Conclusion and Future Directions

The activity of TRPM7 channel is crucial for maintenance of appropriate levels of intracellular Ca2+ and Mg2+ levels and alterations in this homeostasis will change cell function. This can lead to elevated oxidative stress reasonably which disrupt the function, differentiation, and survival of neurons. Hence, genetic variations in TRPM7 channels may influence susceptibility to neurodegenerative diseases. However, whether TRPM7 channel is linked to intracellular signal cascades via its kinase domain or associated proteins remains to be determined.
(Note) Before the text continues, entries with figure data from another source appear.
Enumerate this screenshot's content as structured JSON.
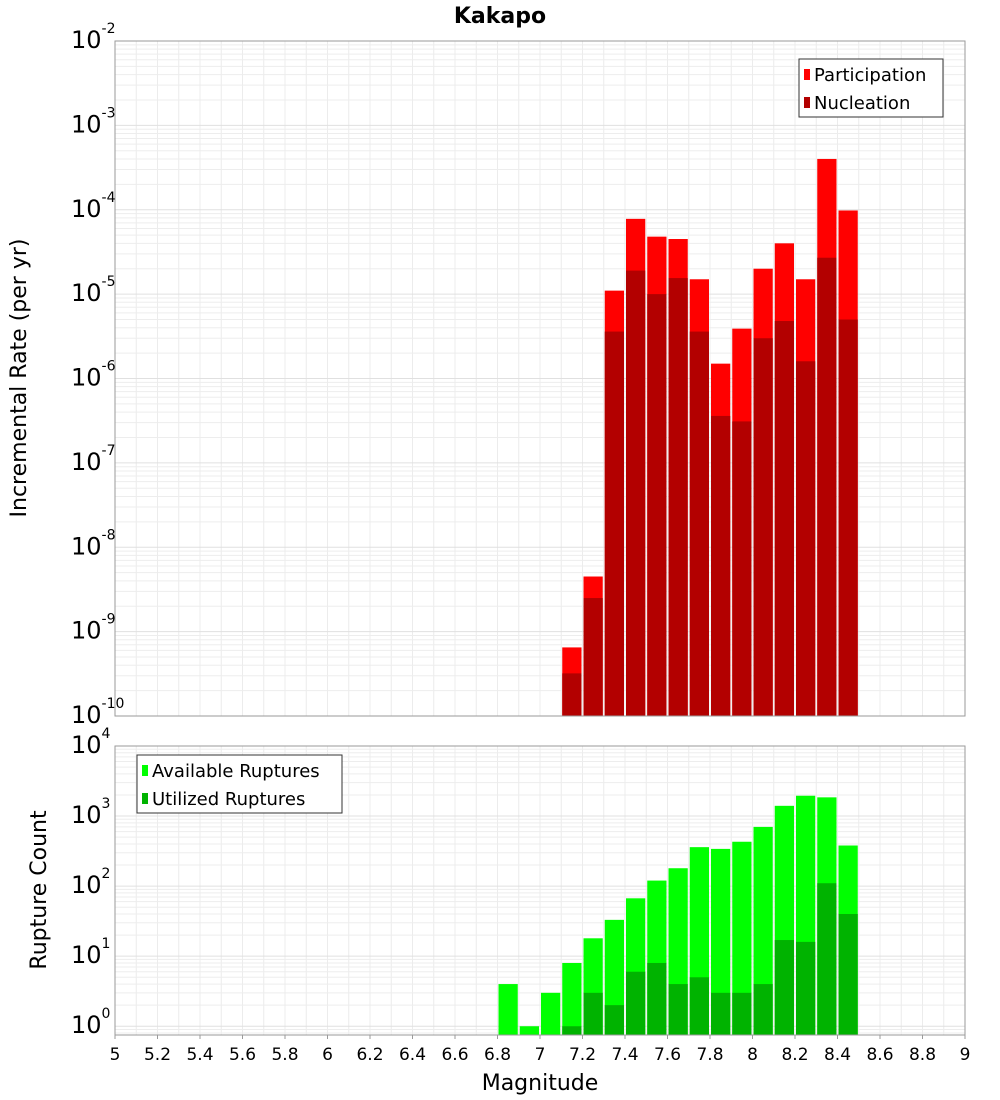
{
  "chart_data": [
    {
      "type": "bar",
      "title": "Kakapo",
      "xlabel": "",
      "ylabel": "Incremental Rate (per yr)",
      "xlim": [
        5,
        9
      ],
      "ylim": [
        1e-10,
        0.01
      ],
      "yscale": "log",
      "grid": true,
      "legend_position": "top-right",
      "bin_width": 0.1,
      "y_tick_exponents": [
        "-10",
        "-9",
        "-8",
        "-7",
        "-6",
        "-5",
        "-4",
        "-3",
        "-2"
      ],
      "x": [
        7.15,
        7.25,
        7.35,
        7.45,
        7.55,
        7.65,
        7.75,
        7.85,
        7.95,
        8.05,
        8.15,
        8.25,
        8.35,
        8.45
      ],
      "series": [
        {
          "name": "Participation",
          "color": "#ff0000",
          "values": [
            6.5e-10,
            4.5e-09,
            1.1e-05,
            7.8e-05,
            4.8e-05,
            4.5e-05,
            1.5e-05,
            1.5e-06,
            3.9e-06,
            2e-05,
            4e-05,
            1.5e-05,
            0.0004,
            9.8e-05
          ]
        },
        {
          "name": "Nucleation",
          "color": "#b30000",
          "values": [
            3.2e-10,
            2.5e-09,
            3.6e-06,
            1.9e-05,
            1e-05,
            1.55e-05,
            3.6e-06,
            3.6e-07,
            3.1e-07,
            3e-06,
            4.8e-06,
            1.6e-06,
            2.7e-05,
            5e-06
          ]
        }
      ]
    },
    {
      "type": "bar",
      "xlabel": "Magnitude",
      "ylabel": "Rupture Count",
      "xlim": [
        5,
        9
      ],
      "ylim": [
        0.75,
        10000
      ],
      "yscale": "log",
      "grid": true,
      "legend_position": "top-left",
      "bin_width": 0.1,
      "x_ticks": [
        "5",
        "5.2",
        "5.4",
        "5.6",
        "5.8",
        "6",
        "6.2",
        "6.4",
        "6.6",
        "6.8",
        "7",
        "7.2",
        "7.4",
        "7.6",
        "7.8",
        "8",
        "8.2",
        "8.4",
        "8.6",
        "8.8",
        "9"
      ],
      "y_tick_exponents": [
        "0",
        "1",
        "2",
        "3",
        "4"
      ],
      "x": [
        6.85,
        6.95,
        7.05,
        7.15,
        7.25,
        7.35,
        7.45,
        7.55,
        7.65,
        7.75,
        7.85,
        7.95,
        8.05,
        8.15,
        8.25,
        8.35,
        8.45
      ],
      "series": [
        {
          "name": "Available Ruptures",
          "color": "#00ff00",
          "values": [
            4,
            1,
            3,
            8,
            18,
            33,
            67,
            120,
            180,
            360,
            340,
            430,
            700,
            1400,
            1950,
            1850,
            380
          ]
        },
        {
          "name": "Utilized Ruptures",
          "color": "#00b300",
          "values": [
            0,
            0,
            0,
            1,
            3,
            2,
            6,
            8,
            4,
            5,
            3,
            3,
            4,
            17,
            16,
            110,
            40
          ]
        }
      ]
    }
  ]
}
Phosphorylation by TRPM7 kinase within the N-terminal α-helix is stimulated by Ca2+ influx through the channel domain and allude to an interaction between channel and kinase functions. TRPM7 channel kinase domain is also required for embryonic development making the TRPM7 knockout mice lethal and thereby restricting the knockout studies. Importantly, recent reports have also shown that the kinase domain of TRPM7 is essential for regulating the epigenome. Although these studies were performed in non-neuronal cells, it is exciting and opens new direction as to how TRPM7 can regulate neuronal functions. Thus, further studies will lead to fully evaluating the significant role of TRPM7 channel in neuronal functions and how loss of these vital functions may be involved in different types of neurodegeneration. In conclusion regulating TRPM7 channel functions may uncover new strategies in the future to prevent the progression of neurodegenerative diseases.